J-7 : la mauvaise semaine des écolos. J+7 : isolement hyperactif.

La semaine politique, avec vous, Yael Goosz.  On regarde dans le rétro, et on se projette. Et ce que vous retenez de la semaine, Yael, c’est l’éclipse partielle des Verts…  

Pâques au balcon (ça c’était les municipales !), mais Noël au Tison.  

Ce sera une réforme constitutionnelle en un article (...), elle sera soumise à référendum" (Emmanuel Macron, le 14 décembre 2020, devant la convention citoyenne pour le climat)

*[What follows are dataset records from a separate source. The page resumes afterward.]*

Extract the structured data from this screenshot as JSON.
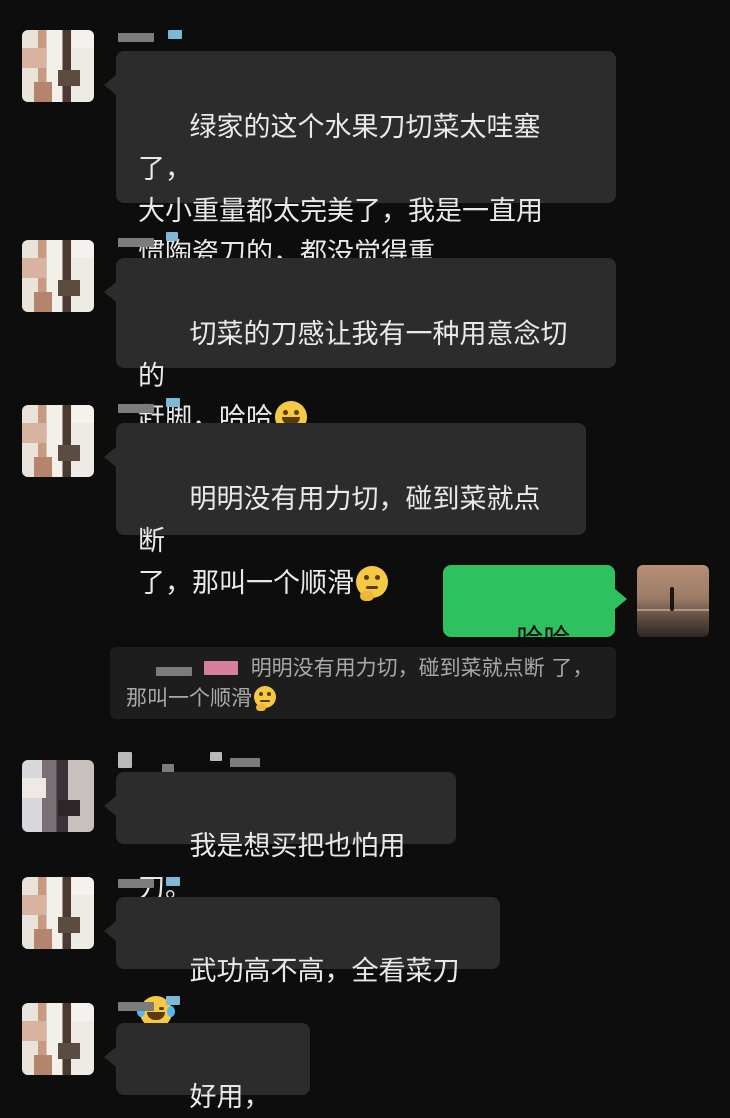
{
  "messages": [
    {
      "text": "绿家的这个水果刀切菜太哇塞了，\n大小重量都太完美了，我是一直用\n惯陶瓷刀的，都没觉得重",
      "emoji": ""
    },
    {
      "text": "切菜的刀感让我有一种用意念切的\n赶脚，哈哈",
      "emoji": "grinning-face"
    },
    {
      "text": "明明没有用力切，碰到菜就点断\n了，那叫一个顺滑",
      "emoji": "thinking-face"
    },
    {
      "text": "哈哈哈哈",
      "emoji": ""
    },
    {
      "text": "我是想买把也怕用刀。",
      "emoji": ""
    },
    {
      "text": "武功高不高，全看菜刀",
      "emoji": "face-with-tears-of-joy"
    },
    {
      "text": "好用，真的",
      "emoji": ""
    }
  ],
  "quote": {
    "text": "明明没有用力切，碰到菜就点断\n了，那叫一个顺滑",
    "emoji": "thinking-face"
  },
  "colors": {
    "background": "#0d0d0d",
    "received_bubble": "#2c2c2c",
    "sent_bubble": "#2fc15f",
    "text": "#e9e9e9"
  }
}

C'est une victoire culturelle majeure, pour nous, pour les écologistes" (Julien Bayou, le 15 décembre 2020, sur France Info)

Etre maire à Marseille, c'est 360% de son temps (...), pour que nous soyons plus efficaces tout de suite, ce n'est plus à moi d'animer le collectif" (Michèle Rubirola, maire de Marseille, le 15 décembre 2020)

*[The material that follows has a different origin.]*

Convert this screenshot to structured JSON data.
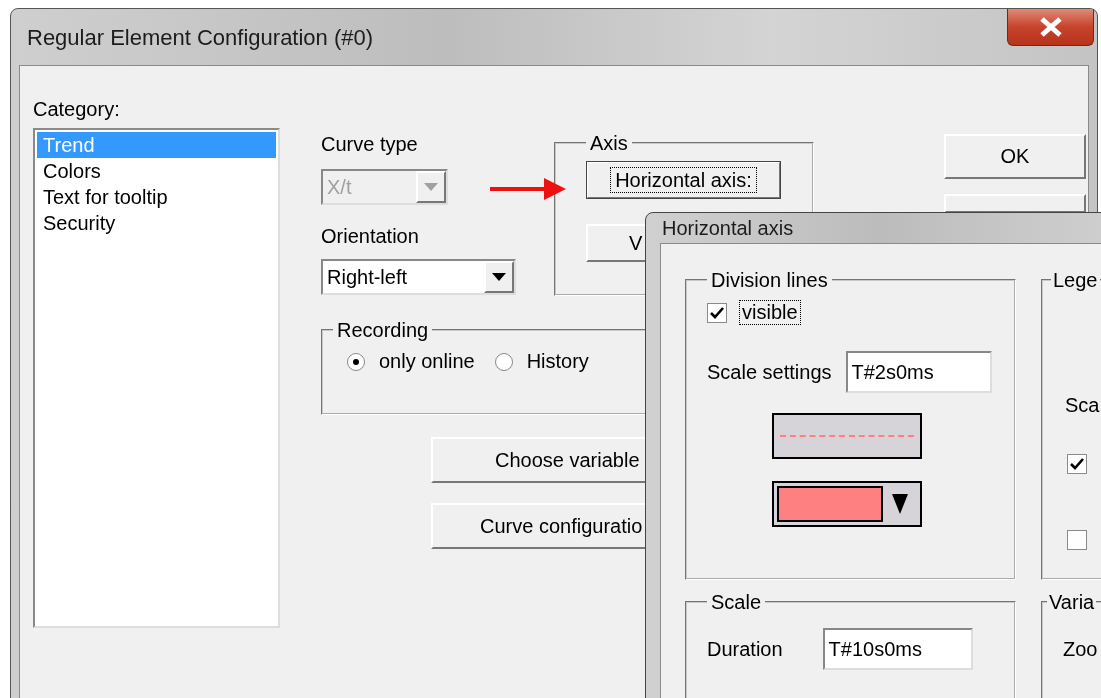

Trois voix (Emmanuel Macron, Julien Bayou et Michèle Rubirola), pour résumer les deux temps forts de la semaine : un référendum et une démission !   

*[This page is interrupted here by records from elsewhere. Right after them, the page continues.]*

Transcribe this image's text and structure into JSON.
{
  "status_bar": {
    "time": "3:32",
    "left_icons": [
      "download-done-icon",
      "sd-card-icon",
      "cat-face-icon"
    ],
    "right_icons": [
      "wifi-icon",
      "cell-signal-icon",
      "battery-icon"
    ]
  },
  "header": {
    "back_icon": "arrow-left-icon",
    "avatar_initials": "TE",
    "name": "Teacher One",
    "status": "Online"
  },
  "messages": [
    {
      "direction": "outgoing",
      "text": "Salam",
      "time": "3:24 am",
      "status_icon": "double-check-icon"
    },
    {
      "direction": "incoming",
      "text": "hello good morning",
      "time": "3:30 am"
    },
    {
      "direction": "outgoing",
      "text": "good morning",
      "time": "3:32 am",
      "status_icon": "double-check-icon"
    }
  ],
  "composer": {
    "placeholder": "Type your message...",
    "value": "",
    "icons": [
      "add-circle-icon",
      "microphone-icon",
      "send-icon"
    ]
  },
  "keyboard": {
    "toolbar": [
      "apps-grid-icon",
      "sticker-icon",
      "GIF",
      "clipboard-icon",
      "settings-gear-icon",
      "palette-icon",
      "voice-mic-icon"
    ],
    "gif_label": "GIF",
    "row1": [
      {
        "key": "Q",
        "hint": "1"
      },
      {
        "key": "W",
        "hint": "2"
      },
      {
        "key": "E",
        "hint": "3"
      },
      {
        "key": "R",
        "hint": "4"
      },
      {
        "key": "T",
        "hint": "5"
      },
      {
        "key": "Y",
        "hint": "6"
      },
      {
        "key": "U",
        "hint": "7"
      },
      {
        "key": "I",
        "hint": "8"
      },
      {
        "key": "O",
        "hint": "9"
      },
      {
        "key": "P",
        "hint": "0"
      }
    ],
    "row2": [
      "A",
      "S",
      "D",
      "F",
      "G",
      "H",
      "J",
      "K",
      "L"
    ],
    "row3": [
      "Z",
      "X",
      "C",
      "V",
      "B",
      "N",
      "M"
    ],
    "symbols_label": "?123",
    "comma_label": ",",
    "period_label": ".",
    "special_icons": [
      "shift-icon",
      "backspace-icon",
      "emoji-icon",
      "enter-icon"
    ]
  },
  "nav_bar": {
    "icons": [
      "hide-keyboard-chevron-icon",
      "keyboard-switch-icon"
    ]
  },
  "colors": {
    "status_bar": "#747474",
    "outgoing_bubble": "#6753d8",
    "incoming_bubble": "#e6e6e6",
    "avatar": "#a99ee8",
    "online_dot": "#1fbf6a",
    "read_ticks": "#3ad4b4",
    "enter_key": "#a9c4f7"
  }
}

Lundi soir, surprise du chef, l’appel au peuple pour garantir, dans la Constitution, la préservation de l’environnement.  Mardi après-midi, coup de froid sur Marseille : Michèle Rubirola innove en politique et devient l’adjointe de son adjoint à la mairie !   

Point commun de ces deux événements : ils mettent Europe écologie les Verts dans une position inconfortable.   

Un référendum sur le climat ? Tous les écolos en rêvaient, mais c’est Macron qui le fait, enfin si le Sénat joue le jeu. Bien sûr, c’est un coup politique, ça ne va pas du jour au lendemain inverser la courbe du CO2… Mais que peuvent dire les Verts ? Accorder le point au Président et dire qu’ils feront campagne pour le oui.   

La surprise de Marseille, maintenant. Un professionnel du PS va prendre lundi la tête de la deuxième ville de France, dont tout le monde a cru, effet d’optique, qu’elle était un symbole de la vague verte. Mais Rubirola n’est qu’une transfuge d’EELV, minoritaire dans le rassemblement de la gauche marseillaise. Ambiguïté dont les Verts ont profitée, mais qui gêne aujourd’hui : il faut vite montrer qu’ailleurs, à Bordeaux, Strasbourg ou Lyon, la chaîne de commandement verte est plus solide.  

Enfin, il y a Paris, et l’île de France, Anne Hidalgo (la maire réélue) et Audrey Pulvar (en campagne pour la région), au service l’une de l’autre… Route présidentielle et chemin régional, qui divergent de plus en plus de l’itinéraire Vert à mesure que 2022 approche. Avant l’hypothèse de l'union, il y a la certitude d’une compétition.  

Allez Yael, on se projette sur les jours qui viennent…   

Isolé et en même temps hyperactif.  

Nous devons en reprendre le contrôle (...), construire une France et une Europe qui tiennent fermement leur destin en mains (Emmanuel Macron, allocution du 12 mars 2020).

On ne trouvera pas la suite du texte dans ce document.